Okay, I was definitely working too much. Sweat dripped onto the receiver. And working too hard. In fact, I felt a little dizzy….
“Miss Rose? Are you all right? You sound—”
Broke? That was my snappy comeback, of course, but my lips refused to deliver it. As if I’d applied Novocain lipstick, my mouth did a sort of saggy, draggy thing. As I tried to feel my tongue, a pain shot up my arm. I dropped the phone.
“Miss Rose?”
Bob definitely sounded upset, but not quite as angry as I was. As he spoke, I dropped to the floor like lead and heard the rip before I hit the ground. My new pantyhose. Eight dollars and seventy-five cents. A lot to pay for the pleasure of buying size B, but a girl’s gotta do what a girl’s gotta do. Oh, well, I could still make knee-highs out of them. Mother Holly would be proud of me.

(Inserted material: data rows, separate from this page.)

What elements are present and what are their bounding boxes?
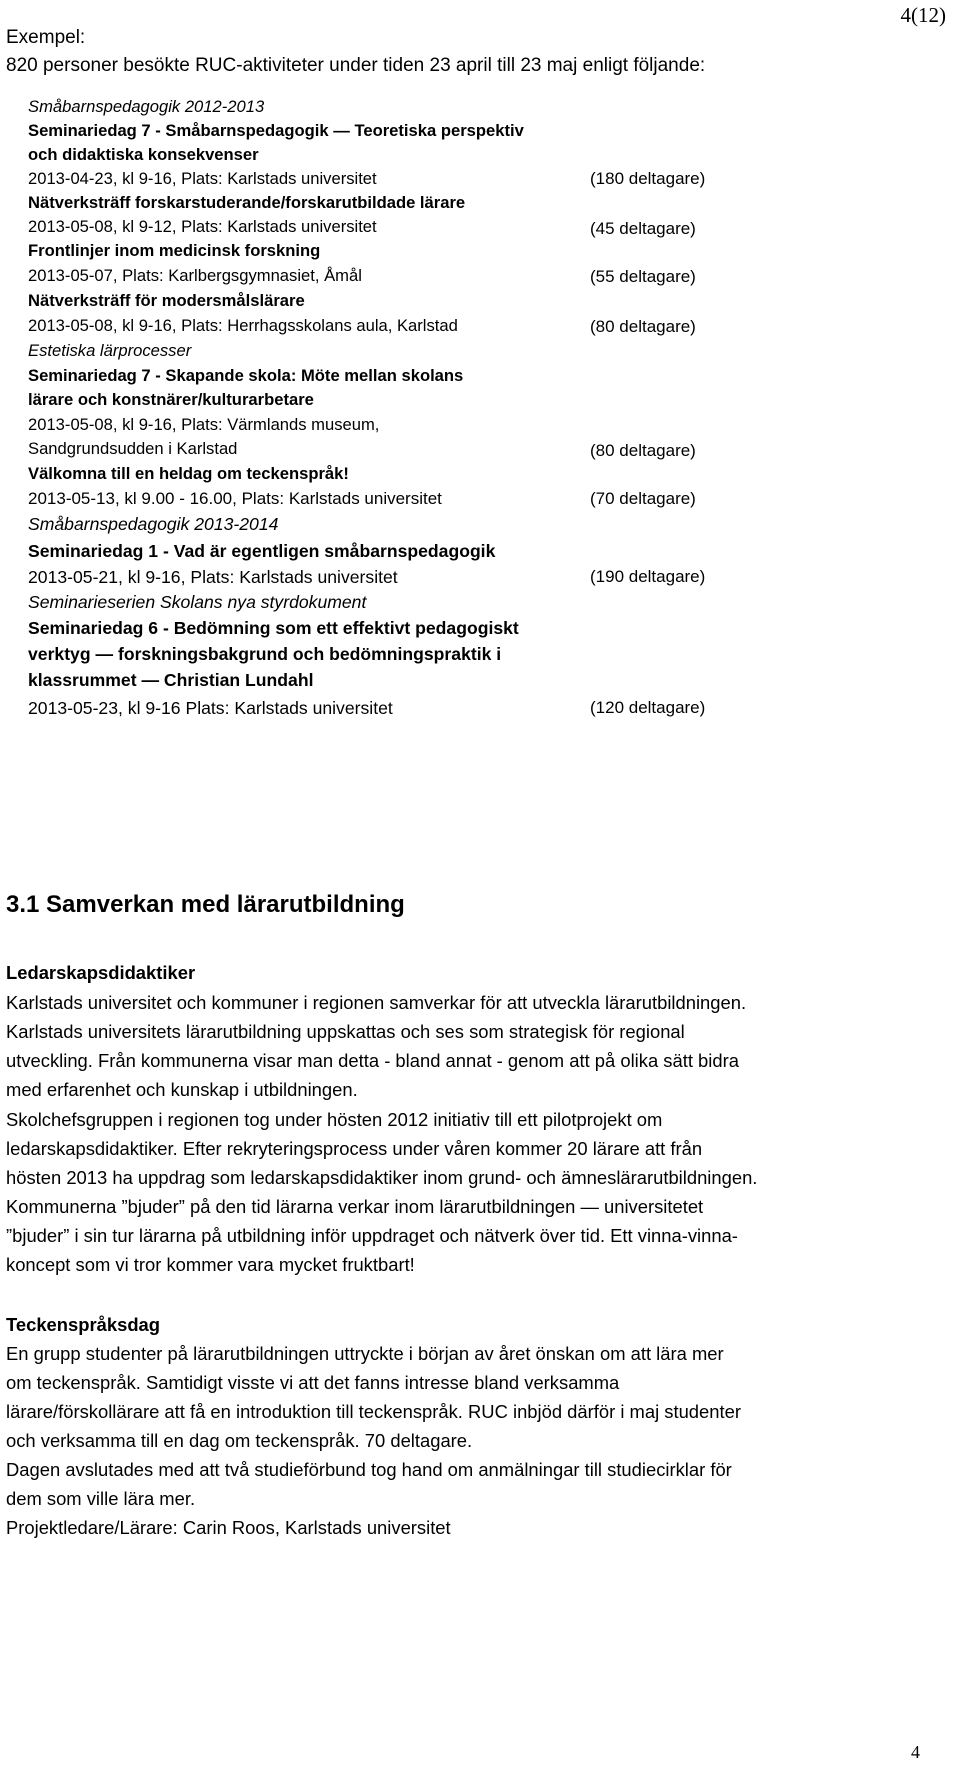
paragraph-line: ”bjuder” i sin tur lärarna på utbildning inför uppdraget och nätverk över tid. Ett vinna-vinna- [6, 1225, 738, 1246]
page-number: 4 [911, 1742, 920, 1762]
paragraph-line: utveckling. Från kommunerna visar man detta - bland annat - genom att på olika sätt bidra [6, 1050, 739, 1071]
paragraph-line: om teckenspråk. Samtidigt visste vi att det fanns intresse bland verksamma [6, 1372, 620, 1393]
paragraph-line: ledarskapsdidaktiker. Efter rekryteringsprocess under våren kommer 20 lärare att från [6, 1138, 703, 1159]
event-details: 2013-05-08, kl 9-16, Plats: Värmlands museum, [28, 415, 380, 434]
event-details-cont: Sandgrundsudden i Karlstad [28, 439, 238, 458]
event-details: 2013-04-23, kl 9-16, Plats: Karlstads universitet [28, 169, 377, 188]
event-title-cont: klassrummet — Christian Lundahl [28, 670, 314, 690]
event-title: Nätverksträff forskarstuderande/forskarutbildade lärare [28, 193, 466, 212]
event-title: Seminariedag 7 - Småbarnspedagogik — Teoretiska perspektiv [28, 121, 524, 140]
paragraph-line: med erfarenhet och kunskap i utbildningen. [6, 1079, 358, 1100]
paragraph-line: Karlstads universitet och kommuner i regionen samverkar för att utveckla lärarutbildningen. [6, 992, 747, 1013]
event-title: Seminariedag 1 - Vad är egentligen småbarnspedagogik [28, 541, 496, 561]
paragraph-line: och verksamma till en dag om teckenspråk. 70 deltagare. [6, 1430, 473, 1451]
event-title: Frontlinjer inom medicinsk forskning [28, 241, 321, 260]
paragraph-line: En grupp studenter på lärarutbildningen uttryckte i början av året önskan om att lära mer [6, 1343, 724, 1364]
paragraph-line: Karlstads universitets lärarutbildning uppskattas och ses som strategisk för regional [6, 1021, 685, 1042]
event-attendance: (55 deltagare) [590, 267, 696, 286]
page-indicator: 4(12) [900, 3, 946, 27]
event-attendance: (120 deltagare) [590, 698, 706, 717]
event-attendance: (180 deltagare) [590, 169, 706, 188]
event-details: 2013-05-08, kl 9-16, Plats: Herrhagsskolans aula, Karlstad [28, 316, 458, 335]
section-heading: 3.1 Samverkan med lärarutbildning [6, 891, 405, 918]
event-attendance: (45 deltagare) [590, 219, 696, 238]
paragraph-line: lärare/förskollärare att få en introduktion till teckenspråk. RUC inbjöd därför i maj studenter [6, 1401, 741, 1422]
event-title-cont: lärare och konstnärer/kulturarbetare [28, 390, 314, 409]
paragraph-line: hösten 2013 ha uppdrag som ledarskapsdidaktiker inom grund- och ämneslärarutbildningen. [6, 1167, 758, 1188]
paragraph-line: Projektledare/Lärare: Carin Roos, Karlstads universitet [6, 1517, 451, 1538]
event-title-cont: verktyg — forskningsbakgrund och bedömningspraktik i [28, 644, 502, 664]
event-title: Välkomna till en heldag om teckenspråk! [28, 464, 349, 483]
event-title: Seminariedag 7 - Skapande skola: Möte mellan skolans [28, 366, 464, 385]
event-details: 2013-05-07, Plats: Karlbergsgymnasiet, Åmål [28, 266, 362, 285]
subheading-teckensprakdag: Teckenspråksdag [6, 1314, 161, 1335]
event-details: 2013-05-08, kl 9-12, Plats: Karlstads universitet [28, 217, 377, 236]
event-series-title: Småbarnspedagogik 2013-2014 [28, 514, 279, 534]
event-title: Nätverksträff för modersmålslärare [28, 291, 305, 310]
paragraph-line: Dagen avslutades med att två studieförbund tog hand om anmälningar till studiecirklar för [6, 1459, 732, 1480]
intro-summary: 820 personer besökte RUC-aktiviteter under tiden 23 april till 23 maj enligt följande: [6, 55, 706, 76]
paragraph-line: dem som ville lära mer. [6, 1488, 196, 1509]
event-title-cont: och didaktiska konsekvenser [28, 145, 259, 164]
event-title: Seminariedag 6 - Bedömning som ett effektivt pedagogiskt [28, 618, 519, 638]
subheading-ledarskapsdidaktiker: Ledarskapsdidaktiker [6, 962, 196, 983]
event-details: 2013-05-23, kl 9-16 Plats: Karlstads universitet [28, 698, 393, 718]
paragraph-line: Kommunerna ”bjuder” på den tid lärarna verkar inom lärarutbildningen — universitetet [6, 1196, 704, 1217]
event-series-title: Seminarieserien Skolans nya styrdokument [28, 592, 367, 612]
event-series-title: Småbarnspedagogik 2012-2013 [28, 97, 265, 116]
event-attendance: (80 deltagare) [590, 317, 696, 336]
event-attendance: (80 deltagare) [590, 441, 696, 460]
event-attendance: (190 deltagare) [590, 567, 706, 586]
paragraph-line: Skolchefsgruppen i regionen tog under hösten 2012 initiativ till ett pilotprojekt om [6, 1109, 663, 1130]
event-attendance: (70 deltagare) [590, 489, 696, 508]
intro-label: Exempel: [6, 27, 86, 48]
event-series-title: Estetiska lärprocesser [28, 341, 192, 360]
event-details: 2013-05-13, kl 9.00 - 16.00, Plats: Karlstads universitet [28, 489, 442, 508]
event-details: 2013-05-21, kl 9-16, Plats: Karlstads universitet [28, 567, 398, 587]
paragraph-line: koncept som vi tror kommer vara mycket fruktbart! [6, 1254, 415, 1275]
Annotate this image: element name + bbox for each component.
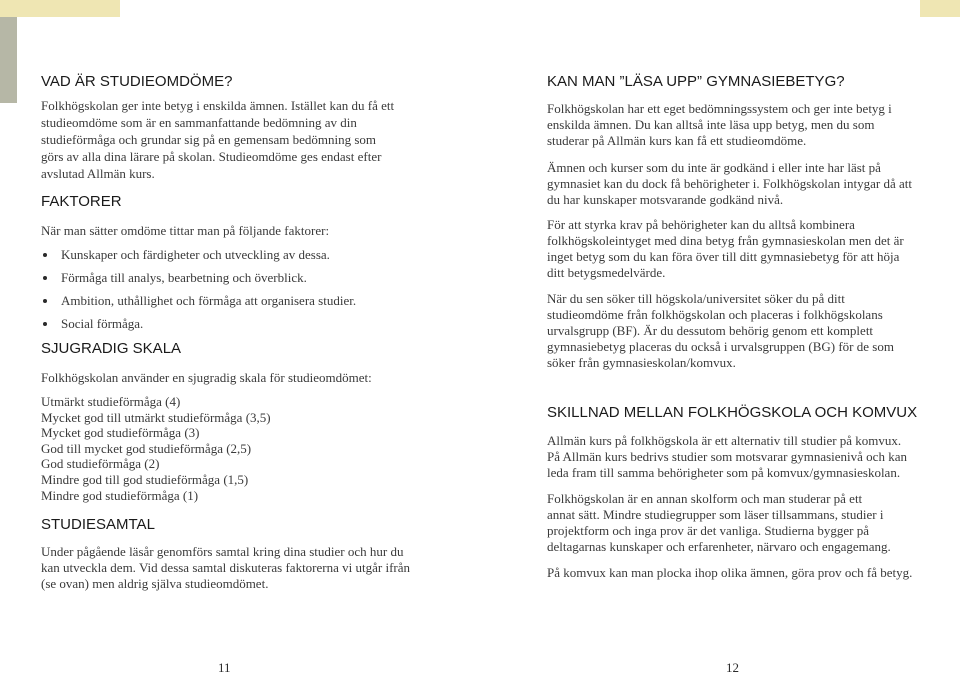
scale-item: Mindre god till god studieförmåga (1,5) <box>41 471 249 487</box>
heading-sjugradig-skala: SJUGRADIG SKALA <box>41 340 182 357</box>
scale-item: Mindre god studieförmåga (1) <box>41 487 199 503</box>
paragraph-behorigheter: Ämnen och kurser som du inte är godkänd i eller inte har läst på gymnasiet kan du dock få behörigheter i. Folkhögskolan intygar då att du har kunskaper motsvarande godkänd nivå. <box>547 160 912 207</box>
list-item: Förmåga till analys, bearbetning och överblick. <box>41 270 431 293</box>
page-number-right: 12 <box>726 660 739 675</box>
heading-faktorer: FAKTORER <box>41 193 122 210</box>
heading-skillnad-folkhogskola-komvux: SKILLNAD MELLAN FOLKHÖGSKOLA OCH KOMVUX <box>547 404 918 421</box>
list-item: Ambition, uthållighet och förmåga att organisera studier. <box>41 293 431 316</box>
decorative-left-bar <box>0 17 17 103</box>
paragraph-bedomningssystem: Folkhögskolan har ett eget bedömningssystem och ger inte betyg i enskilda ämnen. Du kan alltså inte läsa upp betyg, men du som studerar på Allmän kurs kan få ett studieomdöme. <box>547 101 892 148</box>
paragraph-faktorer-intro: När man sätter omdöme tittar man på följande faktorer: <box>41 223 330 238</box>
scale-item: Mycket god till utmärkt studieförmåga (3,5) <box>41 409 271 425</box>
list-item: Kunskaper och färdigheter och utveckling av dessa. <box>41 247 431 270</box>
decorative-top-right-bar <box>920 0 960 17</box>
paragraph-skala-intro: Folkhögskolan använder en sjugradig skala för studieomdömet: <box>41 370 372 385</box>
paragraph-annan-skolform: Folkhögskolan är en annan skolform och man studerar på ett annat sätt. Mindre studiegrupper som läser tillsammans, studier i projektform och inga prov är det vanliga. Studierna bygger på deltagarnas kunskaper och erfarenheter, närvaro och engagemang. <box>547 491 891 554</box>
scale-item: God studieförmåga (2) <box>41 456 160 472</box>
scale-item: God till mycket god studieförmåga (2,5) <box>41 440 252 456</box>
paragraph-hogskola: När du sen söker till högskola/universitet söker du på ditt studieomdöme från folkhögskolan och placeras i folkhögskolans urvalsgrupp (BF). Är du dessutom behörig genom ett komplett gymnasiebetyg placeras du också i urvalsgruppen (BG) för de som söker från gymnasieskolan/komvux. <box>547 291 894 370</box>
page-number-left: 11 <box>218 660 231 675</box>
factors-list <box>41 247 431 339</box>
paragraph-studiesamtal: Under pågående läsår genomförs samtal kring dina studier och hur du kan utveckla dem. Vid dessa samtal diskuteras faktorerna vi utgår ifrån (se ovan) men aldrig själva studieomdömet. <box>41 544 410 591</box>
paragraph-allman-kurs: Allmän kurs på folkhögskola är ett alternativ till studier på komvux. På Allmän kurs bedrivs studier som motsvarar gymnasienivå och kan leda fram till samma behörigheter som på komvux/gymnasieskolan. <box>547 433 907 480</box>
paragraph-studieomdome: Folkhögskolan ger inte betyg i enskilda ämnen. Istället kan du få ett studieomdöme som är en sammanfattande bedömning av din studieförmåga och grundar sig på en gemensam bedömning som görs av alla dina lärare på skolan. Studieomdöme ges endast efter avslutad Allmän kurs. <box>41 98 395 181</box>
scale-item: Utmärkt studieförmåga (4) <box>41 394 181 409</box>
scale-list <box>41 394 271 503</box>
list-item: Social förmåga. <box>41 316 431 339</box>
paragraph-komvux: På komvux kan man plocka ihop olika ämnen, göra prov och få betyg. <box>547 565 913 580</box>
heading-studiesamtal: STUDIESAMTAL <box>41 516 155 533</box>
decorative-top-bar <box>0 0 120 17</box>
paragraph-styrka-krav: För att styrka krav på behörigheter kan du alltså kombinera folkhögskoleintyget med dina betyg från gymnasieskolan men det är inget betyg som du kan föra över till ditt gymnasiebetyg för att höja ditt betygsmedelvärde. <box>547 217 904 280</box>
heading-vad-ar-studieomdome: VAD ÄR STUDIEOMDÖME? <box>41 73 233 90</box>
heading-lasa-upp-gymnasiebetyg: KAN MAN ”LÄSA UPP” GYMNASIEBETYG? <box>547 73 845 90</box>
scale-item: Mycket god studieförmåga (3) <box>41 425 200 441</box>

Sprawled on the ground, I tried to smile at my witticism, but my lips wouldn’t comply. My eyes refused to stay open, either. With sweat dripping into my mouth, I conceded to the pressure squeezing up my body and fell into a deep, blissful sleep.
Sight escaped me. Words defied me. But my nose refused to give up. The scent of Betadine and saline solution assaulted my senses, dragging me from the comfort of unconsciousness. My eyes slit open just enough for me to make out the street outside my shop, still dark with morning, but somehow crowded with people. Loud people.
“How long since the Visa guy made the call?”
“Ten minutes I think?”
“And he said she was lucid when she answered?”
I heard a shuffle of papers. “Right. Said hello with no problem, but it went down from there.”
My body sped along suddenly, then went over a bump into the ambulance.
“Okay, so we’ve still got a window for the tPa to work. How old is she again?”
“Twenty-nine—no, thirty. Today’s her birthday.”
I tried to frown with no success. My birthday? What kind of person forgets her own birthday? I really was working too hard. No wonder my lips went on strike. My eyes ripped open. Strike. Stroke?